Jacobs and 1000 Friends have set up a website and a website and signature-gathering site.Meanwhile, Bob and Mary Collins, who have owned their house and three acres of property off of Tonquin Road since they purchased the land in 1969, said they believe the quarry would have a negative affect on their property.

“I couldn’t sell my property to anybody except the mine so they could set the price,” said Bob Collins, who collects bee honey on his property. “Who wants to buy a home next to a rock crusher?”

However, Tonquin Road is no stranger to rock quarries with no less than five already located along a thoroughfare that sees a constant stream of rock trucks each day. Still, Jacobs estimates the proposed quarry would add up to 450 additional trips by trucks daily.

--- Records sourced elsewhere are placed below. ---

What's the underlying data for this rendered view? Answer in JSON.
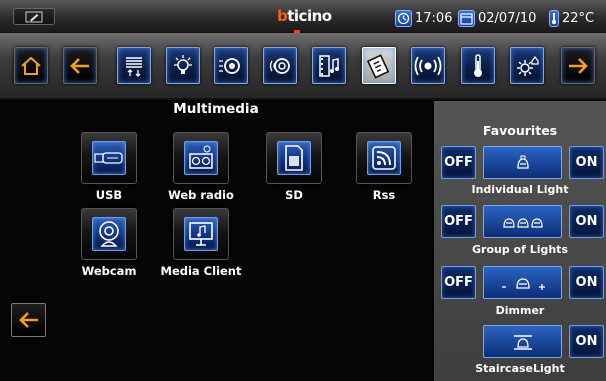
{
  "status": {
    "logo_b": "b",
    "logo_rest": "ticino",
    "time": "17:06",
    "date": "02/07/10",
    "temperature": "22°C"
  },
  "toolbar": {
    "buttons": [
      "home-icon",
      "back-arrow-icon",
      "shutter-icon",
      "lighting-icon",
      "scenario-icon",
      "sound-icon",
      "multimedia-icon",
      "energy-icon",
      "answering-icon",
      "temperature-icon",
      "settings-icon",
      "forward-arrow-icon"
    ]
  },
  "main": {
    "title": "Multimedia",
    "items": [
      {
        "label": "USB",
        "icon": "usb-icon"
      },
      {
        "label": "Web radio",
        "icon": "web-radio-icon"
      },
      {
        "label": "SD",
        "icon": "sd-card-icon"
      },
      {
        "label": "Rss",
        "icon": "rss-icon"
      },
      {
        "label": "Webcam",
        "icon": "webcam-icon"
      },
      {
        "label": "Media Client",
        "icon": "media-client-icon"
      }
    ]
  },
  "favourites": {
    "title": "Favourites",
    "off_label": "OFF",
    "on_label": "ON",
    "items": [
      {
        "label": "Individual Light"
      },
      {
        "label": "Group of Lights"
      },
      {
        "label": "Dimmer"
      },
      {
        "label": "StaircaseLight"
      }
    ]
  },
  "colors": {
    "accent_orange": "#f0a020",
    "tile_blue": "#2b5fb8",
    "logo_orange": "#e8651a"
  }
}
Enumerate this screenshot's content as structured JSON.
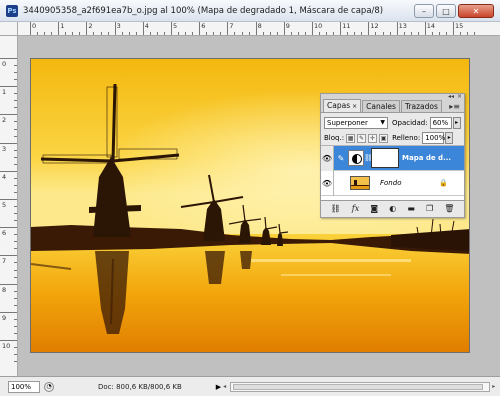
{
  "window": {
    "title": "3440905358_a2f691ea7b_o.jpg al 100% (Mapa de degradado 1, Máscara de capa/8)",
    "app_icon": "Ps",
    "min_label": "–",
    "max_label": "□",
    "close_label": "✕"
  },
  "rulers": {
    "top_ticks": [
      "0",
      "1",
      "2",
      "3",
      "4",
      "5",
      "6",
      "7",
      "8",
      "9",
      "10",
      "11",
      "12",
      "13",
      "14",
      "15"
    ],
    "left_ticks": [
      "0",
      "1",
      "2",
      "3",
      "4",
      "5",
      "6",
      "7",
      "8",
      "9",
      "10"
    ]
  },
  "layers_panel": {
    "tabs": [
      {
        "label": "Capas",
        "close": "×"
      },
      {
        "label": "Canales",
        "close": ""
      },
      {
        "label": "Trazados",
        "close": ""
      }
    ],
    "menu_icon": "▸≡",
    "blend_mode": "Superponer",
    "opacity_label": "Opacidad:",
    "opacity_value": "60%",
    "lock_label": "Bloq.:",
    "fill_label": "Relleno:",
    "fill_value": "100%",
    "layers": [
      {
        "name": "Mapa de d...",
        "selected": true
      },
      {
        "name": "Fondo",
        "selected": false
      }
    ],
    "footer_icons": [
      "link-icon",
      "fx-icon",
      "mask-icon",
      "adjustment-icon",
      "folder-icon",
      "new-layer-icon",
      "trash-icon"
    ]
  },
  "status": {
    "zoom": "100%",
    "doc_info": "Doc: 800,6 KB/800,6 KB"
  }
}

“Every few minutes on average, there will be a dump truck,” he said.

For farm owner Varma, he believes the reason for the resubmitted proposal is due to a change in the political makeup of the current Clackamas County Commission, the final arbitrators of the issue before it would have to be determined before the Oregon Land Use Board of Appeals. He said it’s a classic “David and Goliath” situation.

So what does Jacobs think the outcome of the proposal will be this time?

“I think it’s like last time, it’s going to be tough because they have so much money,” he said. “For them it’s about money. For us, it’s about our lives.”

Last week, the Wilsonville City Council came out with a draft letter that opposes the quarry.

The Clackamas County Planning Commission will hold a public hearing on the issue on Sept. 16 at 6:30 p.m. at 150 Beavercreek Road in Oregon City. The Clackamas County Commission will then take up the application at 9:30 a.m. on Oct. 16.



-- The quarry plans to mine rock over the next 15 to 20 years.

-- The aggreagate mined along Tonquin Road is particularly prized by the Oregon Department of Transportaiton because of its high quality, used in roadbeds.

-- Five quarries in the immediate area produce that same quality of rock.